Medically speaking, there is no such thing as cellulite. It is just plain, old body fat that clumps and bumps on the thighs, tummy, and hips of up to 90% of women. You get rid of it just the same way as you would get rid of any body fat, with these 4 guidelines (along with exercise, of course!):

1. Lose weight gradually. Cut 100 to 600 calories from your current intake that, when combined with the 400 calories you will burn daily in exercise, will result in a one to two pound weight loss each week. This ensures you lose the fat in those dimples (you will be losing water and muscle if you drop weight more rapidly!). Cutting 100 calories can be as simple as eliminating a tablespoon of butter or margarine from your daily diet.

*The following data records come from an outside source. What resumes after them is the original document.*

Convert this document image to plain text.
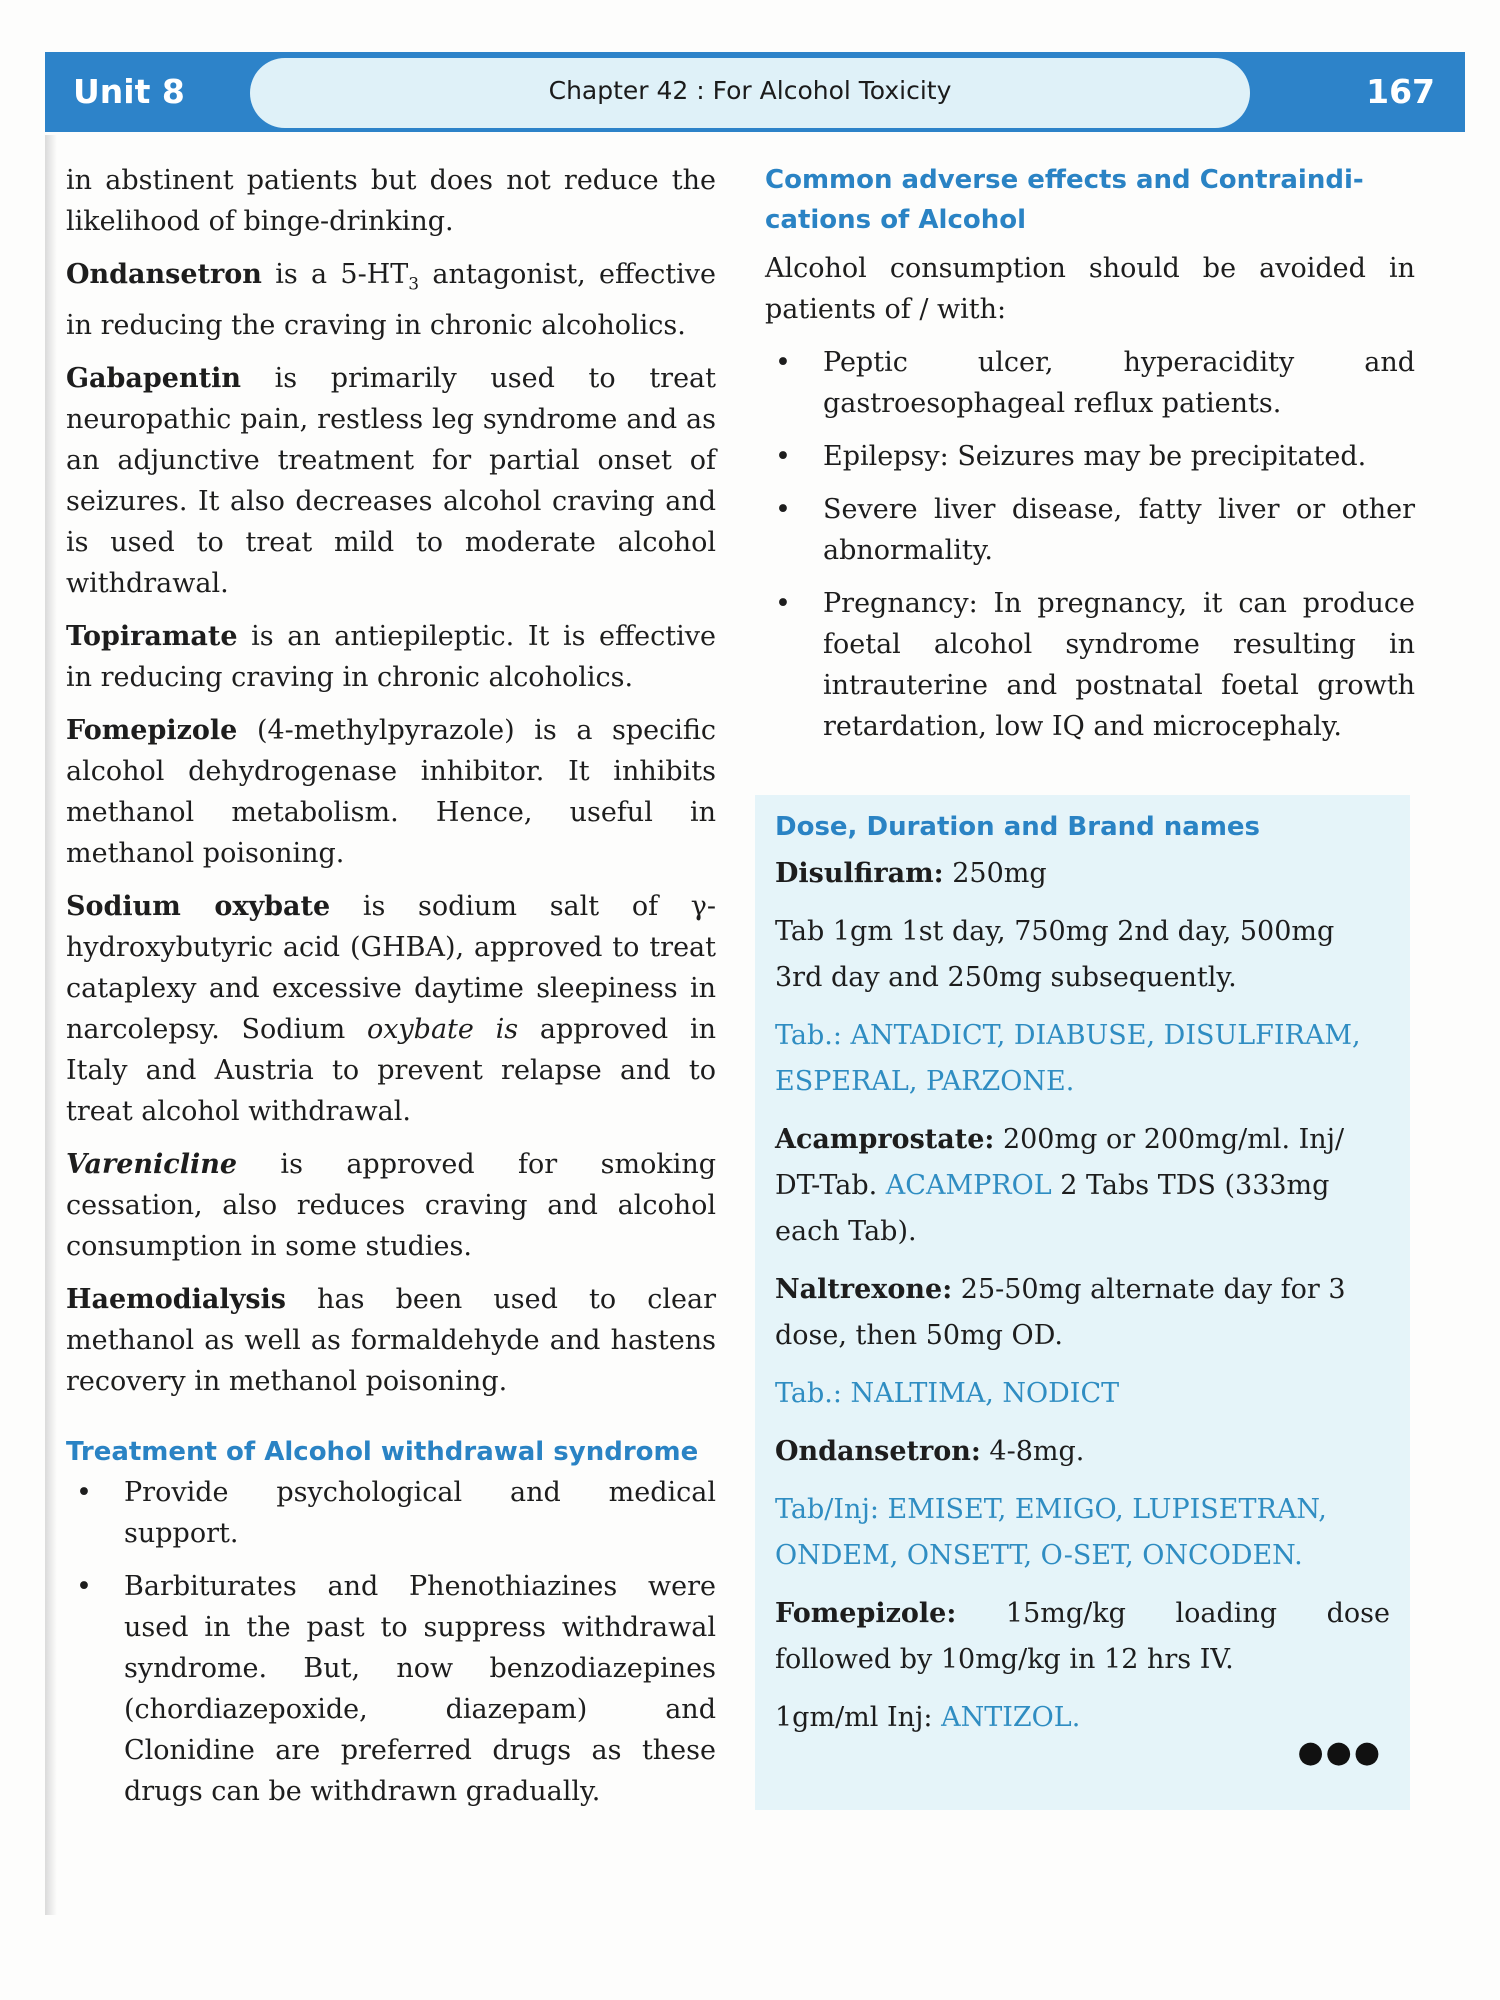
Unit 8	Chapter 42 : For Alcohol Toxicity	167

in abstinent patients but does not reduce the likelihood of binge-drinking.

Ondansetron is a $5-HT_3$ antagonist, effective in reducing the craving in chronic alcoholics.

Gabapentin is primarily used to treat neuropathic pain, restless leg syndrome and as an adjunctive treatment for partial onset of seizures. It also decreases alcohol craving and is used to treat mild to moderate alcohol withdrawal.

Topiramate is an antiepileptic. It is effective in reducing craving in chronic alcoholics.

Fomepizole (4-methylpyrazole) is a specific alcohol dehydrogenase inhibitor. It inhibits methanol metabolism. Hence, useful in methanol poisoning.

Sodium oxybate is sodium salt of γ-hydroxybutyric acid (GHBA), approved to treat cataplexy and excessive daytime sleepiness in narcolepsy. Sodium oxybate is approved in Italy and Austria to prevent relapse and to treat alcohol withdrawal.

Varenicline is approved for smoking cessation, also reduces craving and alcohol consumption in some studies.

Haemodialysis has been used to clear methanol as well as formaldehyde and hastens recovery in methanol poisoning.

Treatment of Alcohol withdrawal syndrome
• Provide psychological and medical support.
• Barbiturates and Phenothiazines were used in the past to suppress withdrawal syndrome. But, now benzodiazepines (chordiazepoxide, diazepam) and Clonidine are preferred drugs as these drugs can be withdrawn gradually.
Common adverse effects and Contraindi-cations of Alcohol

Alcohol consumption should be avoided in patients of / with:

• Peptic ulcer, hyperacidity and gastroesophageal reflux patients.
• Epilepsy: Seizures may be precipitated.
• Severe liver disease, fatty liver or other abnormality.
• Pregnancy: In pregnancy, it can produce foetal alcohol syndrome resulting in intrauterine and postnatal foetal growth retardation, low IQ and microcephaly.
Dose, Duration and Brand names
Disulfiram: 250mg
Tab 1gm 1st day, 750mg 2nd day, 500mg 3rd day and 250mg subsequently.
Tab.: ANTADICT, DIABUSE, DISULFIRAM, ESPERAL, PARZONE.
Acamprostate: 200mg or 200mg/ml. Inj/ DT-Tab. ACAMPROL 2 Tabs TDS (333mg each Tab).
Naltrexone: 25-50mg alternate day for 3 dose, then 50mg OD.
Tab.: NALTIMA, NODICT
Ondansetron: 4-8mg.
Tab/Inj: EMISET, EMIGO, LUPISETRAN, ONDEM, ONSETT, O-SET, ONCODEN.
Fomepizole: 15mg/kg loading dose followed by 10mg/kg in 12 hrs IV.
1gm/ml Inj: ANTIZOL.
●●●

2. Cut out the junk. The more processed a food, the higher its calories, fat, and/or sugar and the lower its fiber. Compared to fresh fruits and vegetables, whole grains, and other “real” foods, many processed foods are “calorie dense,” that is – they pack a big calorie bang for their nutrient buck. (Hint: There is 440 calories in one 12-Grain Bran Muffin at Starbucks compared to 86 calories in a slice of whole wheat bread). The combined effect of more calories and less fiber means these foods are less likely to fill us up, so we gobble more and gain weight. A study from the Centers for Disease Control and Prevention in Atlanta found that the more calorie-dense processed foods people consume, the more body fat they accumulate, while the more real foods they included in their diets, the lower their calorie intakes and body weights.

In addition, dietary fat, which is a big contributor to a food’s caloric density, is more fattening than protein or carbs. Dietary fat is more readily stored as body fat, if only because the body must work harder to convert carbohydrates and protein to body fat, while dietary fat can be stored as is. That increased work equates to a slight loss of calories. In short, the combination of daily exercise plus a low-fat, fiber-rich diet places the body in a calorie deficit that promotes fat loss.

3. Watch portions. Heap the plate with produce and watch portions of everything else. Too much of anything (except vegetables) can cause weight gain if you end up consuming more calories than you burn in exercise. It also is as much about what you pour into your glass as what you stack on the plate. Calories in drinks add up quickly, yet don’t fill us up, so are extra calories added onto what we already eat. This goes for any clear liquid – from soft drinks to martinis. In fact, researchers at the University of Minnesota conclude that soft drinks are “…one of the primary culprits in the escalating rates of obesity..” Alcoholic beverages are no better, with popular drinks, such as Margaritas, Cosmos, and Long Island ice teas packing 100s of calories per glass. Stick to recommended portions of grains, cheese, and meat; switch to diet soft drinks or water, and drink alcohol in moderation, if at all.

In contrast, vegetables and fruits are Mother Nature’s perfect “diet” foods, packed with vitamins, minerals, fiber, and phytochemicals and low in fat and calories. Fruits and vegetables are the tried-and-true core, the very basis, of a successful weight-loss diet. They fill you up without filling you out, which explains why study after study shows – the more colorful produce a person adds to the diet, the easier time they have managing their weight and the lower their risk for all major diseases. Studies from the Pennsylvania State University confirm this finding that a tossed salad (light on the dressing!) or a glass of V8 juice prior to a meal takes the edge off appetite, so people eat fewer calories, yet feel full and satisfied.

Aim for 9 servings a day of fresh, frozen, cooked, and raw, with a few being juiced or dried. To reach this goal, include at least two fruits and/or vegetables at every meal and at least one at every snack. That does not mean you must eat eight different fruits and vegetables; you can double a serving to reach this goal.

4. Graze, don’t gorge. Large, infrequent meals might set up a feast-or-famine scenario where the body stores more calories as a safeguard against what it perceives as a famine. In contrast, divide the same amount of calories into five or more little meals and snacks and you trigger the body to “burn” the food for immediate energy rather than store it in the hips and thighs. Space meals, starting with breakfast, so that no more than four hours goes by between a light meal or snack. Definitely do not skip meals! You will overeat later in the day, and be tempted by all the wrong foods!